True is very expensive when calling abroad.  Also, the staff are useless.  DTAC very cheap calling abroad and staff not quite so useless.

----------


## Dillinger

^ All 3 of them have cheap international dialling, probaly via V.O.I.P

Dial 006 before  your number for True which is only 3 baht a minute to the States and 21 other destinations

----------


## Bettyboo

> i think it all depends what part of thailand your in





> ..and what you're using it for..calling, sms, interne


Agreed.

AIS are probably the best for calls; but expensive and sneaky fukers.

True are probably best for 3G and internet services, but expensive and sneaky fukers.

I've got a short term pay as you go DTAC 3g/phone package for one month. I'm in Bangkok, it's pretty good. Though, they're sneaky cheating fukers, imo...

----------


## Satonic

> ^ All 3 of them have cheap international dialling, probaly via V.O.I.P
> 
> Dial 006 before  your number for True which is only 3 baht a minute to the States and 21 other destinations


009 with AIS

----------


## The Fresh Prince

Has anyone tried the 4G on True yet?

----------


## Brown Sugar

> i think it all depends what part of thailand your in..where i live dtac is shite ...

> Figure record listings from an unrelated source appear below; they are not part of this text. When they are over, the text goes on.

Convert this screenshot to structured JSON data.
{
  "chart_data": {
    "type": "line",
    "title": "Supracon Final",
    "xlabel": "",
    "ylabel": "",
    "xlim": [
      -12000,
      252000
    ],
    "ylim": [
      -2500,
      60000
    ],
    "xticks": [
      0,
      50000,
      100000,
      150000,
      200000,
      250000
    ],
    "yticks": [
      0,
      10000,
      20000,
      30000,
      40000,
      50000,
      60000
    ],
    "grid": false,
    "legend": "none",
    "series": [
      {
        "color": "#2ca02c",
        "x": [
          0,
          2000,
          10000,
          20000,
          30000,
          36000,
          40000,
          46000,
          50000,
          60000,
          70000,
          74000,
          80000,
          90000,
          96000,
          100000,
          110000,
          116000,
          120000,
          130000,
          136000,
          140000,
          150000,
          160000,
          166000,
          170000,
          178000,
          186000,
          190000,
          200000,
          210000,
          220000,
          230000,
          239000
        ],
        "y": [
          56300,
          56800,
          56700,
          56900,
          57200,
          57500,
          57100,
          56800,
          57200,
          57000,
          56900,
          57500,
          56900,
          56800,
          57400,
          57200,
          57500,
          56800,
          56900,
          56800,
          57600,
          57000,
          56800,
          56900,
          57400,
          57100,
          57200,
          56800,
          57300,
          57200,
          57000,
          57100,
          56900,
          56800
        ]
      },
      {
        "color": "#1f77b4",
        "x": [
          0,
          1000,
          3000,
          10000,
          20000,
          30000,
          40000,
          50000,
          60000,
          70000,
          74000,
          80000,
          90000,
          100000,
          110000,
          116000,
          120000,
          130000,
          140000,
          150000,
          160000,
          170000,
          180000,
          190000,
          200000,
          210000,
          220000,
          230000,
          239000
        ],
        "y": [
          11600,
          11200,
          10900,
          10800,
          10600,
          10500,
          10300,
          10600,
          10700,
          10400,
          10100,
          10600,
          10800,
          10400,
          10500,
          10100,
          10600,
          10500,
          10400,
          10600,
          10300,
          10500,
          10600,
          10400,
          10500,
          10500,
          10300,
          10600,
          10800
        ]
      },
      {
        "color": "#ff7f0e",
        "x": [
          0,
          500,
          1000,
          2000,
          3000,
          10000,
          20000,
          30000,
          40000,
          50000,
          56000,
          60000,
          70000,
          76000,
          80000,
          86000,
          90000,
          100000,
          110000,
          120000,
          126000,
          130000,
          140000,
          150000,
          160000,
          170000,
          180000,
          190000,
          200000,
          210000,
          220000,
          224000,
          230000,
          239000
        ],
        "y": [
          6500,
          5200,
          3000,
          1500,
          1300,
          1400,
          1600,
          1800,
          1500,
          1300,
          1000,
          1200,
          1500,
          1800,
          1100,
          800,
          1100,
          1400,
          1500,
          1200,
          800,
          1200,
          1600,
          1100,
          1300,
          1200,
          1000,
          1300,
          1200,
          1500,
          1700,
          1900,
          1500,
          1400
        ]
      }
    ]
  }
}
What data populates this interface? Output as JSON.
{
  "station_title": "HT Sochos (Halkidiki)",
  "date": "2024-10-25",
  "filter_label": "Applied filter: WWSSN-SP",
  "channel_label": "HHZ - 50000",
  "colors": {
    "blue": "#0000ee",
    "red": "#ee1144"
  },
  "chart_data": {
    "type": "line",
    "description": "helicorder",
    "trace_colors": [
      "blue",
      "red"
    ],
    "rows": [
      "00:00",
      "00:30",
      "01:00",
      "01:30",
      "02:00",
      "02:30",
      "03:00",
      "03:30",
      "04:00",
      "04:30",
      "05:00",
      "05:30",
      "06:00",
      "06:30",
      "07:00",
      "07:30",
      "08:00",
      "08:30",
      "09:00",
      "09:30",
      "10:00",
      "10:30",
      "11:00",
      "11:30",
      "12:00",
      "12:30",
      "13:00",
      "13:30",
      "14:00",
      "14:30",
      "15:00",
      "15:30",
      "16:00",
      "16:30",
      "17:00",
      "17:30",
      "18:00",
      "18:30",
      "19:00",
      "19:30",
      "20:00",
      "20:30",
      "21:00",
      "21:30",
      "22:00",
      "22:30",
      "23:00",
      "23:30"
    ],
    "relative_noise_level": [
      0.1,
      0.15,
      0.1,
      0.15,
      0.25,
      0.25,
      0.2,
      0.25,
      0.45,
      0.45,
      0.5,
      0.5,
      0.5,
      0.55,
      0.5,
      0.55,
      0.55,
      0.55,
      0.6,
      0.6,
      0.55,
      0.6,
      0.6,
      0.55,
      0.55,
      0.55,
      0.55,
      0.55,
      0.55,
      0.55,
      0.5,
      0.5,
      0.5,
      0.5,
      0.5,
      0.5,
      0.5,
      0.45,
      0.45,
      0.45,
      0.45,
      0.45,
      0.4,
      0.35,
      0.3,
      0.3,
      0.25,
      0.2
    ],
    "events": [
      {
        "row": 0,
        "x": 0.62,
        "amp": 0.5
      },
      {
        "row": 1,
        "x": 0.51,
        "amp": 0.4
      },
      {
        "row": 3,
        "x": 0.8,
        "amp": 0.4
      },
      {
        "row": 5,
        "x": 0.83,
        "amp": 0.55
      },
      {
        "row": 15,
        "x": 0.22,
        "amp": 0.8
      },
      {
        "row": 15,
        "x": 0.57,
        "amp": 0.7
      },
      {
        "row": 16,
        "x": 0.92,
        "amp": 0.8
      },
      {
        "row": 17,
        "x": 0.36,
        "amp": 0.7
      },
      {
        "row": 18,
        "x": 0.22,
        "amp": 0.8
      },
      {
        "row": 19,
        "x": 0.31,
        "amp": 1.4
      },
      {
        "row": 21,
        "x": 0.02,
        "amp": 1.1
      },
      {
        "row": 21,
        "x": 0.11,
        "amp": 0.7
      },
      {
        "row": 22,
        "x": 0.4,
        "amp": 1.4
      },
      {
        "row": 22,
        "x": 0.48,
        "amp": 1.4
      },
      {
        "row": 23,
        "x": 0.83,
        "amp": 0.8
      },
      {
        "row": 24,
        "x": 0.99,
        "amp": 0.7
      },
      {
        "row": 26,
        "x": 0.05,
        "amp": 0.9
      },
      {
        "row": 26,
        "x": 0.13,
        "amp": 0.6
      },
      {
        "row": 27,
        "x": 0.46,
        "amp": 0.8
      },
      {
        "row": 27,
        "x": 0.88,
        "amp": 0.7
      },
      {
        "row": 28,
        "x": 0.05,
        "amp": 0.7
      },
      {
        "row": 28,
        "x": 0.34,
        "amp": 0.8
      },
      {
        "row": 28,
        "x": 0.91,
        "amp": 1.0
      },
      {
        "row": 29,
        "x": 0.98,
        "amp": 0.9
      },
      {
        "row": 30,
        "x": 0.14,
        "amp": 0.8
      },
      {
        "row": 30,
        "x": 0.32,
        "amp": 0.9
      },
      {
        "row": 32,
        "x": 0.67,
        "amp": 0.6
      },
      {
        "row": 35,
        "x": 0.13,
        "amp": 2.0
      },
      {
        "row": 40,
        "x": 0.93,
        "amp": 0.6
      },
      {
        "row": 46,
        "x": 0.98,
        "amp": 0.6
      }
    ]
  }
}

Very true where we live (55klm north Nakhon Sawan) apart from "True" (which signal is rubbish) there is not a lot to choose between any of them They all have their weak signal spots but generally no problem. Used to use 'One To Call' (AIS) for first three years in Thailand no problems until they started to get greedy, not on call costs, but on 'top-up charges'. After three months of complaining re this to them and receiving answers like "it's up to you whether you quit or not" I gave up and switched to DTAC this was about four years ago. To date no problems top ups are good for one year (not one month like AIS) so you only get a THB30 charge for service every twelve months. Also on my travels all over Thailand never experience reception problems except in the hills west of Tac.
In our area True are putting up loads of notices about their '3G' services, not really interested as apart from saying Hello and texting all these other services do not interest me so 2G suites me fine. Son in-law visited last month with all his technical gismo's could not detect any 3G signal in our area at all. Also they are trying to sell their internet connections must only available by 'mobile phone' reception (usually not very fast) as only five of us in the village and the surrounding area have TOT land lines. Incidentally TOT internet speeds generally reliable and fast enough to watch movies and receive BBC world service on the internet.

----------


## Frankenstein

Salve.

I'm getting an AIS prepaid 3G card for a friend who is here for 3 months. The reason I am choosing AIS, in case somebody wonders, is because her phone does not support 3G on the 850 band, which rules out TRUE and DTAC. 

As far as I can make out from this AIS internet plans link: 3G , the longest duration available is 30 days, for which 4 GB costs 799 baht. 

My question is, does anybody here happen to know whether the 4 GB are transferred past those 30 days if you top up the card before 30 days have passed, or do you actually need to pay 799 baht every month to get your new 4 GB?

----------


## Dillinger

it wont carry over, use it or lose it

----------


## Philco

When in Bangkok I always use DTAC. 

The reception is good and it is relatively cheap to call overseas.

Plus they offer a free translation service - which is a Godsend for a newbie like me.

Over Christmas my g/f was using an AIS sim. She felt that the credit seemed to evaporate pretty quickly and we found it difficult to find top-ups (unlike DTAC which seems to have a lot more vendors on board).

True seems popular but isn't as English-language friendly as the others.

----------